Cultural humility as a tool for change

Components that can support the development and sustainability of cultural humility.

In a Journal for Health Care for the Poor and Underserved article, authors Melanie Tervalon and Jann Murray-Garcia advocate that the work of individuals, and the support they receive from their institutions around issues of inclusion, equity and social justice, should support the development of cultural humility rather than cultural competence when working across differences.
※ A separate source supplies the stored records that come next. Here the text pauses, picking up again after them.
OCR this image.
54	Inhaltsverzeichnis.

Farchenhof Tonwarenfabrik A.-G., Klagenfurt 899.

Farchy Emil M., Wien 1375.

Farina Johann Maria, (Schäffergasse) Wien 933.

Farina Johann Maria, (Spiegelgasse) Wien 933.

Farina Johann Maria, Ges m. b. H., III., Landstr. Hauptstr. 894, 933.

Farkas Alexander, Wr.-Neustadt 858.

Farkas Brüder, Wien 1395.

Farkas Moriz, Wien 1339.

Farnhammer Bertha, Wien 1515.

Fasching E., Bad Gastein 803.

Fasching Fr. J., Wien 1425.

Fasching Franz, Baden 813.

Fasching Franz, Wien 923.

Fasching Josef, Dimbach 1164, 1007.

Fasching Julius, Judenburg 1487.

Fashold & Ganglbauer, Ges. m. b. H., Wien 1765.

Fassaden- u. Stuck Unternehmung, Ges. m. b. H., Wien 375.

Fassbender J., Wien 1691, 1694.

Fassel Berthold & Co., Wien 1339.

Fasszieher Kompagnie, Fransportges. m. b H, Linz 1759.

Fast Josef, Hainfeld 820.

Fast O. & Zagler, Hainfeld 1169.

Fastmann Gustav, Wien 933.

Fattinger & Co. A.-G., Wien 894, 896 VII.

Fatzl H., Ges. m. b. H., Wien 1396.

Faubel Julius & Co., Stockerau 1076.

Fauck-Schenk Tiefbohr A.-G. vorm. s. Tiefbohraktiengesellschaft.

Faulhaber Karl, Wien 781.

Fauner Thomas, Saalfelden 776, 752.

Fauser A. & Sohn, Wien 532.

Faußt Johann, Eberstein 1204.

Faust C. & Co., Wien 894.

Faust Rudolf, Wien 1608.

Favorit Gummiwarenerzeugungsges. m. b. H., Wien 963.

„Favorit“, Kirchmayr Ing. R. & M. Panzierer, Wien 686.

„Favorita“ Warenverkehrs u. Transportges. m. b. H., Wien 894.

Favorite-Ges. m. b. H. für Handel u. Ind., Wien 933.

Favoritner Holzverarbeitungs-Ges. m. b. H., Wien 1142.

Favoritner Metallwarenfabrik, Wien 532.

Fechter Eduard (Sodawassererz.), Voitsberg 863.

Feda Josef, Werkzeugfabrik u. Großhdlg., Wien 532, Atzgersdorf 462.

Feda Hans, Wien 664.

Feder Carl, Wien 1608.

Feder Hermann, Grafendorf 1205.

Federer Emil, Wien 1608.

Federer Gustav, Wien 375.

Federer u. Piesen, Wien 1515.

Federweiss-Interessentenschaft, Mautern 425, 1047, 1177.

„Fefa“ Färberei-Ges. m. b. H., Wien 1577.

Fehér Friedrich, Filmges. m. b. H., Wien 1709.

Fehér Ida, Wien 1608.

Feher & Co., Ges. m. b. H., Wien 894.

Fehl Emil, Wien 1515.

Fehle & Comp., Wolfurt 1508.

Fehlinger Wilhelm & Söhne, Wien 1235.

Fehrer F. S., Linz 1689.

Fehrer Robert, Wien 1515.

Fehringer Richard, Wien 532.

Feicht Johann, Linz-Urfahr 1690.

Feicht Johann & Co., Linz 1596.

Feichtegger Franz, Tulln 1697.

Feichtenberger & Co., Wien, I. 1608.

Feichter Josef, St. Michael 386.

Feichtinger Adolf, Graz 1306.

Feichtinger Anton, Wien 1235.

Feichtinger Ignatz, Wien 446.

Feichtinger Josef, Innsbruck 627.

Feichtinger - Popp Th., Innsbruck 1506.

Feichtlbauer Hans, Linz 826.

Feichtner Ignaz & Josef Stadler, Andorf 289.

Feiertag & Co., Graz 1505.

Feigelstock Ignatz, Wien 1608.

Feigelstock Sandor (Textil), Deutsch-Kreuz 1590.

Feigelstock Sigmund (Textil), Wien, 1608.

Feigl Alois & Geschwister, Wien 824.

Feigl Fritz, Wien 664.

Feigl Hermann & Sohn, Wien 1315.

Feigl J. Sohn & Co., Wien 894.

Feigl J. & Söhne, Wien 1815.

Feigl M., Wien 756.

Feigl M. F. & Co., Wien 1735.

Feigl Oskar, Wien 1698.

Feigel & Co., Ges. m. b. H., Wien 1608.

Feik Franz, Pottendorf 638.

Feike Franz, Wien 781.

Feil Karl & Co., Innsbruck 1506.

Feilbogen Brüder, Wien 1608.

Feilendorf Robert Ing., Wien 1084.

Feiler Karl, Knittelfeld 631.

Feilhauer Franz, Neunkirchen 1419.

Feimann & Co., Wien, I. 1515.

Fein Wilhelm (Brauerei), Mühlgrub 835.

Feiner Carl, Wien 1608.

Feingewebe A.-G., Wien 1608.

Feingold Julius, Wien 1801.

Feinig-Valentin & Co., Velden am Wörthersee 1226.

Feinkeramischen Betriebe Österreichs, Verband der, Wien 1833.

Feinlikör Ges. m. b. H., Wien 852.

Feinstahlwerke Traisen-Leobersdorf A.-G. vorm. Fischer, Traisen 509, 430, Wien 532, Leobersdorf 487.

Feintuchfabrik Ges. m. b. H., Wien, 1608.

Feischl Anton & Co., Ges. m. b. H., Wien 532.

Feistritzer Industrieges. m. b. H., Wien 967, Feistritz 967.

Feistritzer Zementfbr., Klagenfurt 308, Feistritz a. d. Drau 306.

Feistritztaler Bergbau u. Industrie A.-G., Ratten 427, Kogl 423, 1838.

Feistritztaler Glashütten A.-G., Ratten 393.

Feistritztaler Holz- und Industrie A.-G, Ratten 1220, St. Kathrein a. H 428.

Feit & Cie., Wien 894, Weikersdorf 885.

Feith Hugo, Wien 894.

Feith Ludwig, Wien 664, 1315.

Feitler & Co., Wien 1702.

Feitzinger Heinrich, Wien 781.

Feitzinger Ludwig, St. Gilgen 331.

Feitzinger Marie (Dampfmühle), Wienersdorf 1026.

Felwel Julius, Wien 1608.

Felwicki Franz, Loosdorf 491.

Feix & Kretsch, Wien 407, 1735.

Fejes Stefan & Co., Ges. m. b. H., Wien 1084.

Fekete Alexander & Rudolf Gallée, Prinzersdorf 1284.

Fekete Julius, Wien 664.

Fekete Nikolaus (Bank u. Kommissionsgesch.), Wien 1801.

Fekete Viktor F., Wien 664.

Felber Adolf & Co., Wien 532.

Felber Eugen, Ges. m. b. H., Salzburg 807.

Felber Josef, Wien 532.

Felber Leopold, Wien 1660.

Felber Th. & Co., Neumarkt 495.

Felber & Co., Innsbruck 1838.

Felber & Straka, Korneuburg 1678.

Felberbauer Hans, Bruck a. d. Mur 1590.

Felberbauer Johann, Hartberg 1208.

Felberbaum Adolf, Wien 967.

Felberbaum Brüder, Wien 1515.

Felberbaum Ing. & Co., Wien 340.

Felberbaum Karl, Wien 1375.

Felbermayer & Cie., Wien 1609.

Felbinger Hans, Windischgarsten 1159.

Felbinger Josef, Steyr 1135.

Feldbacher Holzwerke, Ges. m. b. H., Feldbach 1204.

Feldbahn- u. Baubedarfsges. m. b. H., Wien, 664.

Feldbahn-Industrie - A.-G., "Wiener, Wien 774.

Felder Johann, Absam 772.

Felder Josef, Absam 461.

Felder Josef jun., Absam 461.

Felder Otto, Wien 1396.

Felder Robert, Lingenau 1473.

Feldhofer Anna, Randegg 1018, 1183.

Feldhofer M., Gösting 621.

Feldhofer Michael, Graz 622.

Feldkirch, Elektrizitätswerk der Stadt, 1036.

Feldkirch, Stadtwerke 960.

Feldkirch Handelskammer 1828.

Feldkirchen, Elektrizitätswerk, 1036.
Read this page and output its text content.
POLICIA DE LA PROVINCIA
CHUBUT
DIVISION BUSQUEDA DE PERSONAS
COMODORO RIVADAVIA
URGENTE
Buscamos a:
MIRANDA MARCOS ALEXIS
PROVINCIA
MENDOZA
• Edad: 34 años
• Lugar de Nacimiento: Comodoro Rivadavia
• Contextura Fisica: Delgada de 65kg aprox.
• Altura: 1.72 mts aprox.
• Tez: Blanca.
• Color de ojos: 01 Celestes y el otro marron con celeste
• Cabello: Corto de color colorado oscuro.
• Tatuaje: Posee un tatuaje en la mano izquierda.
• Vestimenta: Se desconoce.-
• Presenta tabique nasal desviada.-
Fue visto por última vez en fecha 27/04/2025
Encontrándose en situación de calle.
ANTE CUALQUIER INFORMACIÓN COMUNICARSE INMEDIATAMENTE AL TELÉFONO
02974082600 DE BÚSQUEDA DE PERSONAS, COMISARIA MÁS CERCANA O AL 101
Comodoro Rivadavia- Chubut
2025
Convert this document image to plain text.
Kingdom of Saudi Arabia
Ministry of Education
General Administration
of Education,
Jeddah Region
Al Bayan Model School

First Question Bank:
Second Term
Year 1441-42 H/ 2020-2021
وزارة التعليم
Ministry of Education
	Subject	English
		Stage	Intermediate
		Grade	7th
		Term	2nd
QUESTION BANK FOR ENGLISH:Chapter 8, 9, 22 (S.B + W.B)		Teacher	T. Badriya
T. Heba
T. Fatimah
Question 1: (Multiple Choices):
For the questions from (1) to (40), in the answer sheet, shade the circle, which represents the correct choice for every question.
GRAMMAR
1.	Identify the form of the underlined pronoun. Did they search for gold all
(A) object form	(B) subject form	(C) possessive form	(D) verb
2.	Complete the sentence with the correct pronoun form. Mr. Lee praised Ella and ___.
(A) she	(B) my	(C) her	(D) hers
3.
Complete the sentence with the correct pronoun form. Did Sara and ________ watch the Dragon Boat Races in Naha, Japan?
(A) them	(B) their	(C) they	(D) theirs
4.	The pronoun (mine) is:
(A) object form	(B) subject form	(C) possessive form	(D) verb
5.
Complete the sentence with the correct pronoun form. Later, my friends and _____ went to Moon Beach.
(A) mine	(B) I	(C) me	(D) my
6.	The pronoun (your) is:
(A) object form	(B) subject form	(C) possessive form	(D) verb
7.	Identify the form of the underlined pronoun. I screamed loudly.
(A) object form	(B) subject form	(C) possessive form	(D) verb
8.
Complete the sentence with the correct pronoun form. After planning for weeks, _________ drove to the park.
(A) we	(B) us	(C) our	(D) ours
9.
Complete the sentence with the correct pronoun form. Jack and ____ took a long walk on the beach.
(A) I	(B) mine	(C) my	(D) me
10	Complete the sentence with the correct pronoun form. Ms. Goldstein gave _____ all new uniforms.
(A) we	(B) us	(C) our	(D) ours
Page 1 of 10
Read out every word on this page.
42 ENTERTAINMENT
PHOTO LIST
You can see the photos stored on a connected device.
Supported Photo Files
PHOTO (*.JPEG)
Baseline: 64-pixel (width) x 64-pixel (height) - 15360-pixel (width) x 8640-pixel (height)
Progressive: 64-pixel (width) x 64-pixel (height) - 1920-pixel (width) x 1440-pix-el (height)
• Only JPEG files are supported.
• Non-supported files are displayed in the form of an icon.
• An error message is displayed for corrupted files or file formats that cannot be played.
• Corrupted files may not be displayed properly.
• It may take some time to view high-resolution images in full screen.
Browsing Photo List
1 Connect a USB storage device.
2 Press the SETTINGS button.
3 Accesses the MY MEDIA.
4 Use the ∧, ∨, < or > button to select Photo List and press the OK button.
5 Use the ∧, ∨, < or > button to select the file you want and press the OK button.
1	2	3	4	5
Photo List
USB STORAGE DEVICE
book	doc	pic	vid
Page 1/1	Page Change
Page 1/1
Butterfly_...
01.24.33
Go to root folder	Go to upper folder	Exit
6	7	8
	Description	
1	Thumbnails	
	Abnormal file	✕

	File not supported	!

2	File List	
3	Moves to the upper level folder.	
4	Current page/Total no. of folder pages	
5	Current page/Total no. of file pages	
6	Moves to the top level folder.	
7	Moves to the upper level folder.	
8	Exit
The authors define cultural humility as “a lifelong process and commitment to self-evaluation and critique, to redressing the power imbalances in the caretaker-patient dynamic, and to developing mutullay beneficial and non-paternalistic relationships and partnerships with communities on behalf of individuals and underrepresented populations.”

Components that support the development and sustainability of cultural humility include:

Prioritizing self-reflection and a lifelong learner model in one’s personal and professional lives
It is imperative that there be a simultaneous process of self-reflection and ongoing self-appraisal as it relates to addressing one’s own culture and how that impacts a person’s ability to work authentically across differences.

Recognizing and challenging power imbalances for respectful partnerships
While working to establish and maintain respect is essential in all healthy and productive relationships, the root of effective practices is in acknowledging and challenging the power imbalances inherent in our practitioner/client dynamics.

A movement from the “expert” model to the “student” model
Individuals with power need to be flexible enough and humble enough to “say that they do not know when they truly do not know,” and become students with their clients to better understand when one’s culture is at play and when other issues such as racism, sexism, homophobia, classism or other larger issues are impacting one’s health.

Community-based direction and advocacy
Practitioners of cultural humility work toward optimal health in their communities addressing the physical, mental and social well-being of their communities.  They work toward being nonpaternalistic, mutually engaged and mutually respectfull and build on the assests and adaptive strengths of communities - including those who are too often disenfranchised. 

Institutional accountability
Organizations need to model these principles as well (from micro, to mezzo and macro practice).

Although this model and way of being was developed within a medical community and framework, it can be applied in many of our personal and professional settings. Questions that may help us to reflect on the concept of cultural humility in our personal and professional lives, include:

  • How does the notion of cultural humility connect with your work in building authentic and sustained relationships across differences?
  • What is my professional responsibilty to build the skills and approaches connected to operating with cultural humility and what is the cost to me personally or to those that I work with if I don’t operate from a place of cultural humility? 
  • How can I as an individual within an institution work to model principles of cultural humility as a way to help inform and transform the practices, policies and rules that shape our organizational culture(s)?
  • How does/could operating with cultural humility strengthen or support my work with diverse communities?